Ryan Mosse dio un paso adelante. El general lo detuvo con un gesto. Sonrió con perfidia.

—Es usted un fracasado y, como todos los fracasados, es también un iluso, señor Ottobre. No es un hombre, sino los restos del hombre que fue. Puedo aplastarlo como a un gusano, sin inmutarme. Escúcheme bien…

Se acercó tanto que Frank notó el calor de su aliento y las leves salpicaduras que salían de su boca mientras silbaba en su cara todo su odio.

—Se mantendrá usted lejos de mi hija. Frank, puedo reducirlo a un estado tan lastimoso que me implorará que lo mate. Y si no le importa su integridad personal, tenga presente que tengo en mis manos la vida de Helena. Si se me antoja, puedo hacerla encerrar en una clínica para enfermos mentales y tirar la llave.

Comenzó a pasearse alrededor de Frank mientras proseguía con su discurso.

—Desde luego, pueden ustedes intentar escapar juntos y unirse contra mí. Pueden intentar escupir juntos su veneno. Pero reflexione. Por un lado estoy yo, un general del ejército estadounidense, un héroe de guerra, y consejero militar de Estados Unidos. Y por otro están ustedes dos, una mujer de comprobada fragilidad psicológica y un hombre que estuvo internado durante meses en un manicomio después de haber llevado prácticamente al suicidio a su mujer. Dígame, Frank, ¿quién les creería? Y además, todo lo que pudieran inventar sobre mí recaería sobre Stuart, y creo que eso es lo último que Helena desearía. Mi hija ya lo ha entendido y ha prometido que no volverá a verle nunca más. Lo mismo espero de usted, señor Ottobre, ¿me ha entendido? ¡Nunca más!

El viejo soldado se alejó un paso, con un brillo triunfal en los ojos.

—De cualquier modo, independientemente de cómo concluya esta historia, es usted un hombre acabado, señor Ottobre.

El general le dio la espalda y se alejó sin mirar atrás. Mosse se acercó a Frank. En su rostro se podía leer el placer sádico de ensañarse con un hombre vencido.

—Él tiene razón, señor agente del FBI. Eres un hombre acabado.

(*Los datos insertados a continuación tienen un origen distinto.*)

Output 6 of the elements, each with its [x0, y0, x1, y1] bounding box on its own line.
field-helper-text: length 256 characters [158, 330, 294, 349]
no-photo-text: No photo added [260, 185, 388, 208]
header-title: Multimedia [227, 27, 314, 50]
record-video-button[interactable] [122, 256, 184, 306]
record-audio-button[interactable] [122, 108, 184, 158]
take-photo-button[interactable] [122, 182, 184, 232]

—Eso ya es algo. Tú, en cambio, ni siquiera has empezado.

Frank dio un paso atrás, esperando una reacción. Cuando Mosse amagó un gesto, se encontró con el cañón de la Glock que le apuntaba.

—Adelante, capitán, dame un pretexto. Uno solo. El viejo tiene la espalda cubierta, pero tú no eres ni tan útil ni tan peligroso como crees.

—Antes o después terminarás en mis manos, Frank Ottobre.

Frank levantó los brazos con gesto fatalista.

—Estamos todos en las manos de los dioses, Mosse, pero te garantizo que tú no formas parte de esa categoría. Y ahora mueve el culo y sigue a tu amo.

Permaneció de pie en el pasillo hasta que los dos se marcharon. Guardó la pistola en la funda sujeta a la cintura, apoyó la espalda contra la pared y se deslizó poco a poco hasta sentarse en el suelo de mármol. Se dio cuenta de que estaba temblando.

Escondido quién sabe dónde, había un asesino peligroso y todavía libre. Ya había matado a varias personas con una ferocidad inaudita, entre ellos a Nicolas Hulot, su mejor amigo. Pocos días atrás Frank habría dado los años que aún le quedaban de vida por poder escribir su nombre en un papel.

Ahora todos sus pensamientos giraban en torno a Helena Parker, y no sabía qué hacer.